9. How can payola be stopped?

While anti-payola statutes have been in place for 40 years, recent developments offer the best chance in years to throw the book at payola once and for all:

1. In July, New York Attorney General Eliot Spitzer reached a multimillion-dollar payola settlement against Sony BMG. Spitzer's office is now investigating reported payola deals between other large recording labels (including EMI Group, Vivendi, Warner Music and Universal) and the nation's biggest radio station chains (including Infinity Broadcasting, Clear Channel Communications, Emmis Communications and Cox Radio).
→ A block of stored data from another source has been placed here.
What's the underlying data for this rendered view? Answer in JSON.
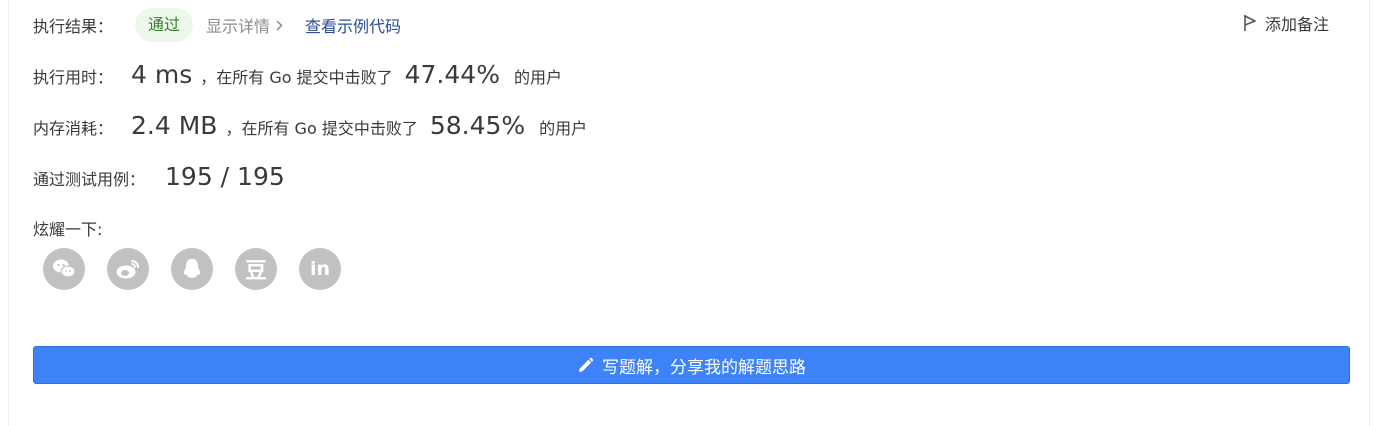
{
  "result": {
    "label": "执行结果：",
    "status": "通过",
    "details_link": "显示详情",
    "example_link": "查看示例代码"
  },
  "note_button": {
    "label": "添加备注",
    "icon": "flag-icon"
  },
  "runtime": {
    "label": "执行用时：",
    "value": "4 ms",
    "middle_text": "，在所有 Go 提交中击败了",
    "percent": "47.44%",
    "suffix": "的用户"
  },
  "memory": {
    "label": "内存消耗：",
    "value": "2.4 MB",
    "middle_text": "，在所有 Go 提交中击败了",
    "percent": "58.45%",
    "suffix": "的用户"
  },
  "tests": {
    "label": "通过测试用例：",
    "value": "195 / 195"
  },
  "share": {
    "label": "炫耀一下:",
    "icons": [
      "wechat-icon",
      "weibo-icon",
      "qq-icon",
      "douban-icon",
      "linkedin-icon"
    ],
    "douban_glyph": "豆",
    "linkedin_glyph": "in"
  },
  "write_solution_button": {
    "label": "写题解，分享我的解题思路",
    "icon": "pencil-icon"
  },
  "colors": {
    "primary_button": "#3e82f7",
    "pass_badge_bg": "#eef7ec",
    "pass_badge_text": "#3b7d2f",
    "link": "#2b4e93",
    "share_icon_bg": "#c1c1c1"
  }
}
2. In August, the FCC launched an investigation into payola allegations involving stations owned by Clear Channel, Infinity and other radio giants. FCC Commissioner Jonathan Adelstein has called for an overhaul of toothless payola rules.

3. Sen. Russ Feingold (D-Wis.) is planning to attach an amendment to an appropriations bill that would require the FCC to report to Congress on what can be done to counter the negative fallout of media consolidation, especially payola.
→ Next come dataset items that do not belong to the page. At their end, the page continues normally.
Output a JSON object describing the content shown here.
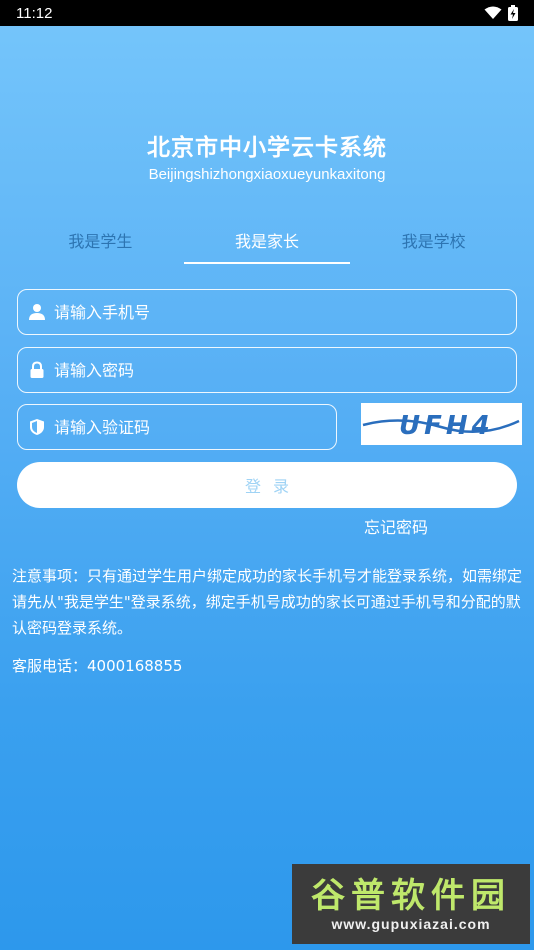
{
  "status_bar": {
    "time": "11:12"
  },
  "header": {
    "title": "北京市中小学云卡系统",
    "subtitle": "Beijingshizhongxiaoxueyunkaxitong"
  },
  "tabs": [
    {
      "label": "我是学生",
      "active": false
    },
    {
      "label": "我是家长",
      "active": true
    },
    {
      "label": "我是学校",
      "active": false
    }
  ],
  "form": {
    "phone_placeholder": "请输入手机号",
    "password_placeholder": "请输入密码",
    "captcha_placeholder": "请输入验证码",
    "captcha_text": "UFH4",
    "login_label": "登录",
    "forgot_label": "忘记密码"
  },
  "notice": {
    "text": "注意事项：只有通过学生用户绑定成功的家长手机号才能登录系统，如需绑定请先从\"我是学生\"登录系统，绑定手机号成功的家长可通过手机号和分配的默认密码登录系统。",
    "hotline": "客服电话：4000168855"
  },
  "watermark": {
    "name": "谷普软件园",
    "url": "www.gupuxiazai.com"
  },
  "colors": {
    "gradient_top": "#76c6fb",
    "gradient_bottom": "#2d98ec",
    "inactive_tab": "#3c78b4",
    "login_text": "#9fd3f5",
    "captcha_ink": "#2a6ebd"
  }
}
10. How can I make a difference?

The campaign to scrub payola from our airwaves now hinges on the public's ability to force stronger accountability and enforcement across a radio industry dominated by conglomerates. A coalition of activists, public advocates, independent musicians and recording labels are joining together to protect the public's airwaves. Concerned Americans can take action in several ways by visiting the Free Press campaign.

This piece originally written for the Center for American Progess' student activism site

1 comment:

spyder said...

Growing up, in SoCal, during the payola years of the late 50's and early 60's, and spending much of my non-academic life in the live concert and festival production business, i find the recent "scandals" to be indicative of something other than simple greed. These acts today are fomented in desperation. Paying to have their music play in order to generate CD and concert sales, the large distribution corporations have found themselves forced to do so, by ClearChannel's "former" megaopoly that controlled both the live venues and most of the radio stations in cities and regions. As ClearChannel (at least on paper) divests itself from this stranglehold on total dissemination of popular music, will hopefully open up more access and diminish the "need" for payola. This won't solve the problem completely though, nor will legislation (they did that forty years ago too); the issue is sales and profits that must be generated for artists who have cost the production/distribution companies millions of advance and studio dollars. Video is the bane of radio in this business now. Who is investigating the vertical integration marketing of Viacom and SonyFox???